83. The method of claim 76, wherein the administering is sufficient to treat arthropathy associated with the degenerative joint disease in the subject.

84. The method of claim 83, wherein the administering is sufficient to reduce an osteoarthritis cartilage histopathology assessment system (OARSI) grade for the subject, relative to an OARSI grade prior to the administering.

85. The method of claim 83, wherein the administering is sufficient to reduce an osteoarthritis cartilage histopathology assessment system (OARSI) stage for the subject, relative to an OARSI stage prior to the administering.
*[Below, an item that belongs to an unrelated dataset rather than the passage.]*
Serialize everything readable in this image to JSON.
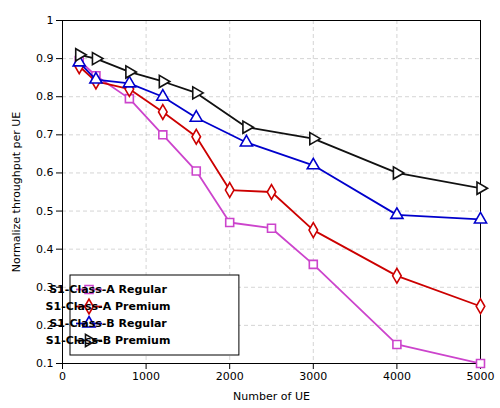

86. The method of any one of claims 76-85, wherein the agent reduces extracellular DBI activity, relative to an amount of extracellular DBI activity in a comparable cell or tissue of the subject in absence of the administering.

87. The method of claim 86, wherein the agent comprises nanoparticles.

88. The method of claim 86 or 87, wherein the agent comprises a DBI-binding polypeptide.

89. The method of claim 88, wherein the DBI-binding polypeptide is an anti-DBI antibody.

90. The method of claim 89, wherein the anti-DBI antibody is a monoclonal antibody.

91. The method of claim 90, wherein the monoclonal antibody comprises a monoclonal chimeric antibody, a monoclonal humanized antibody, or a monoclonal human antibody.

92. The method of claim 89, wherein the anti-DBI antibody is a polyclonal antibody.

93. The method of claim 88, wherein the DBI-binding polypeptide is an anti-DBI antibody fragment.

94. The method of claim 93, wherein the anti-DBI antibody fragment comprises a single chain Fv, Fab’ fragment, or nanobody.

95. The method of claim 89, wherein the anti-DBI antibody is an extracellular DBI neutralizing antibody.

96. The method of claim 86 or 87, wherein the agent comprises a polypeptide antigen that induces production of a neutralizing anti-DBI antibody in the subject.

97. The method of any one of claims 76-85, wherein the agent reduces DBI expression, relative to an amount of DBI expression by administering a composition lacking the agent that reduces DBI expression.

98. The method of claim 97, wherein the agent comprises nanoparticles.

99. The method of claim 97 or 98, wherein the agent is an siRNA, an endonuclease, an antisense oligonucleotide, a thyroid receptor agonist, proteolysis-targeting chimeras (PROTACs), or a ribosome.

100. The method of claim 97 or 98, wherein the agent is an siRNA.

101. The method of claim 97 or 98, wherein the agent is a thyroid hormone receptor agonist.

102. The method of claim 101, wherein the thyroid hormone receptor agonist comprises resmetirom.

103. A method of treating osteoarthritis in a subject in need thereof, the method comprising intra-articularly administering to the subject an agent that reduces human diazepam binding inhibitor (DBI) activity or expression in the subject in an amount sufficient to treat the osteoarthritis in the subject.

104. A composition for use in any of the methods of claims 76-103.